Their great cathedral, built on solid rock
was god’s glory, as translated by mankind.
But sandstone by its very name’s just sand…
 
O, god, and godis; and fae wie the god’s mair richt
than the ain afore o’ syne. Och, ye lourd men,
come ye hame, come doon tae the bed o’th’sea
where bells’ll knell for ain and aa’ o’thee.
 
The buttresses and keystones fell –
loosened, plummeting like dragon’s teeth,
crashing through the nave and transept roof,
cracking slabs of granite, thudding to turf
blackened with soot and smoke and steeped in blood.

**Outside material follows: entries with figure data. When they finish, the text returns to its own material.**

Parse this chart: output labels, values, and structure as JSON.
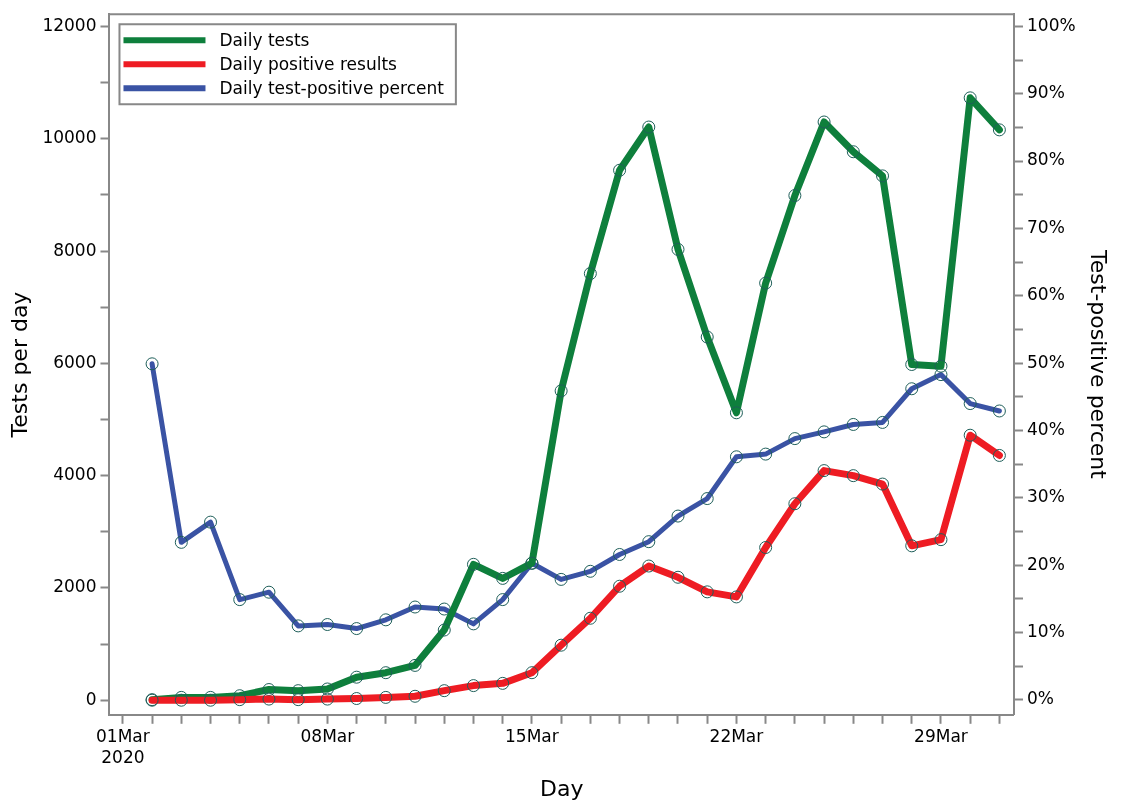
{
  "chart_data": {
    "type": "line",
    "xlabel": "Day",
    "ylabel": "Tests per day",
    "y2label": "Test-positive percent",
    "x": [
      "2020-03-02",
      "2020-03-03",
      "2020-03-04",
      "2020-03-05",
      "2020-03-06",
      "2020-03-07",
      "2020-03-08",
      "2020-03-09",
      "2020-03-10",
      "2020-03-11",
      "2020-03-12",
      "2020-03-13",
      "2020-03-14",
      "2020-03-15",
      "2020-03-16",
      "2020-03-17",
      "2020-03-18",
      "2020-03-19",
      "2020-03-20",
      "2020-03-21",
      "2020-03-22",
      "2020-03-23",
      "2020-03-24",
      "2020-03-25",
      "2020-03-26",
      "2020-03-27",
      "2020-03-28",
      "2020-03-29",
      "2020-03-30",
      "2020-03-31"
    ],
    "series": [
      {
        "name": "Daily tests",
        "color": "#0e7f3c",
        "values": [
          10,
          50,
          50,
          80,
          190,
          170,
          200,
          410,
          490,
          620,
          1250,
          2420,
          2170,
          2440,
          5510,
          7600,
          9440,
          10210,
          8030,
          6470,
          5120,
          7430,
          8990,
          10300,
          9770,
          9340,
          5980,
          5950,
          10730,
          10160
        ]
      },
      {
        "name": "Daily positive results",
        "color": "#ee1c23",
        "values": [
          0,
          0,
          0,
          10,
          20,
          10,
          20,
          30,
          50,
          70,
          170,
          260,
          300,
          490,
          980,
          1460,
          2030,
          2390,
          2190,
          1930,
          1840,
          2720,
          3500,
          4090,
          4000,
          3850,
          2750,
          2860,
          4720,
          4360
        ]
      },
      {
        "name": "Daily test-positive percent",
        "color": "#3a53a4",
        "axis": "y2",
        "values": [
          49.9,
          23.4,
          26.4,
          14.9,
          16.0,
          11.0,
          11.2,
          10.6,
          11.9,
          13.8,
          13.5,
          11.3,
          14.9,
          20.3,
          17.9,
          19.1,
          21.6,
          23.5,
          27.3,
          29.9,
          36.1,
          36.5,
          38.8,
          39.8,
          40.9,
          41.2,
          46.2,
          48.3,
          44.0,
          42.9
        ]
      }
    ],
    "xlim": [
      "2020-02-29T13:00",
      "2020-03-31T12:00"
    ],
    "xticks": [
      {
        "value": "2020-03-01",
        "label": "01Mar\n2020"
      },
      {
        "value": "2020-03-02",
        "label": null
      },
      {
        "value": "2020-03-03",
        "label": null
      },
      {
        "value": "2020-03-04",
        "label": null
      },
      {
        "value": "2020-03-05",
        "label": null
      },
      {
        "value": "2020-03-06",
        "label": null
      },
      {
        "value": "2020-03-07",
        "label": null
      },
      {
        "value": "2020-03-08",
        "label": "08Mar"
      },
      {
        "value": "2020-03-09",
        "label": null
      },
      {
        "value": "2020-03-10",
        "label": null
      },
      {
        "value": "2020-03-11",
        "label": null
      },
      {
        "value": "2020-03-12",
        "label": null
      },
      {
        "value": "2020-03-13",
        "label": null
      },
      {
        "value": "2020-03-14",
        "label": null
      },
      {
        "value": "2020-03-15",
        "label": "15Mar"
      },
      {
        "value": "2020-03-16",
        "label": null
      },
      {
        "value": "2020-03-17",
        "label": null
      },
      {
        "value": "2020-03-18",
        "label": null
      },
      {
        "value": "2020-03-19",
        "label": null
      },
      {
        "value": "2020-03-20",
        "label": null
      },
      {
        "value": "2020-03-21",
        "label": null
      },
      {
        "value": "2020-03-22",
        "label": "22Mar"
      },
      {
        "value": "2020-03-23",
        "label": null
      },
      {
        "value": "2020-03-24",
        "label": null
      },
      {
        "value": "2020-03-25",
        "label": null
      },
      {
        "value": "2020-03-26",
        "label": null
      },
      {
        "value": "2020-03-27",
        "label": null
      },
      {
        "value": "2020-03-28",
        "label": null
      },
      {
        "value": "2020-03-29",
        "label": "29Mar"
      },
      {
        "value": "2020-03-30",
        "label": null
      },
      {
        "value": "2020-03-31",
        "label": null
      }
    ],
    "ylim": [
      -260,
      12220
    ],
    "yticks": [
      0,
      {
        "value": 1000,
        "label": null
      },
      2000,
      {
        "value": 3000,
        "label": null
      },
      4000,
      {
        "value": 5000,
        "label": null
      },
      6000,
      {
        "value": 7000,
        "label": null
      },
      8000,
      {
        "value": 9000,
        "label": null
      },
      10000,
      {
        "value": 11000,
        "label": null
      },
      12000
    ],
    "y2lim": [
      -2.2,
      101.8
    ],
    "y2ticks": [
      {
        "value": 0,
        "label": "0%"
      },
      {
        "value": 5,
        "label": null
      },
      {
        "value": 10,
        "label": "10%"
      },
      {
        "value": 15,
        "label": null
      },
      {
        "value": 20,
        "label": "20%"
      },
      {
        "value": 25,
        "label": null
      },
      {
        "value": 30,
        "label": "30%"
      },
      {
        "value": 35,
        "label": null
      },
      {
        "value": 40,
        "label": "40%"
      },
      {
        "value": 45,
        "label": null
      },
      {
        "value": 50,
        "label": "50%"
      },
      {
        "value": 55,
        "label": null
      },
      {
        "value": 60,
        "label": "60%"
      },
      {
        "value": 65,
        "label": null
      },
      {
        "value": 70,
        "label": "70%"
      },
      {
        "value": 75,
        "label": null
      },
      {
        "value": 80,
        "label": "80%"
      },
      {
        "value": 85,
        "label": null
      },
      {
        "value": 90,
        "label": "90%"
      },
      {
        "value": 95,
        "label": null
      },
      {
        "value": 100,
        "label": "100%"
      }
    ],
    "legend": "top left",
    "marker": "circle",
    "line_style": "solid"
  }
}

The only choir that lingered was the wind,
like selkies, wailing over empty fens:
 
Come home, our Patrick Hamilton
come home, our George, and all of you
who fell to the discords men must make
of god, and gods, and whose god is more righteous
than the last god or the next. Oh foolish men,
come home, come to the bottom of the sea
where bells shall toll for one and all of thee.
 
And so the buttresses and keystones fell –
loosened, raining down like dragon’s teeth,
crashing through the nave and transept roof,
cracking slabs of granite, thudding to turf
blackened with soot and smoke and steeped in blood.
The ghostly choir that lingered was no wind,
but selkies, calling in our Selkie tongue:
 
come hame, our Padruig Hameldane
come hame, our Deòrsa, come all o’ ye
who fell ower the brekis men moun mak
o’ god, and godis; and fae wie the god’s mair richt
than the ain afore o’ syne. Och, ye lourd men,
come ye hame, come doon tae the bed o’th’sea
where bells’ll knell for ain and aa’ o’thee.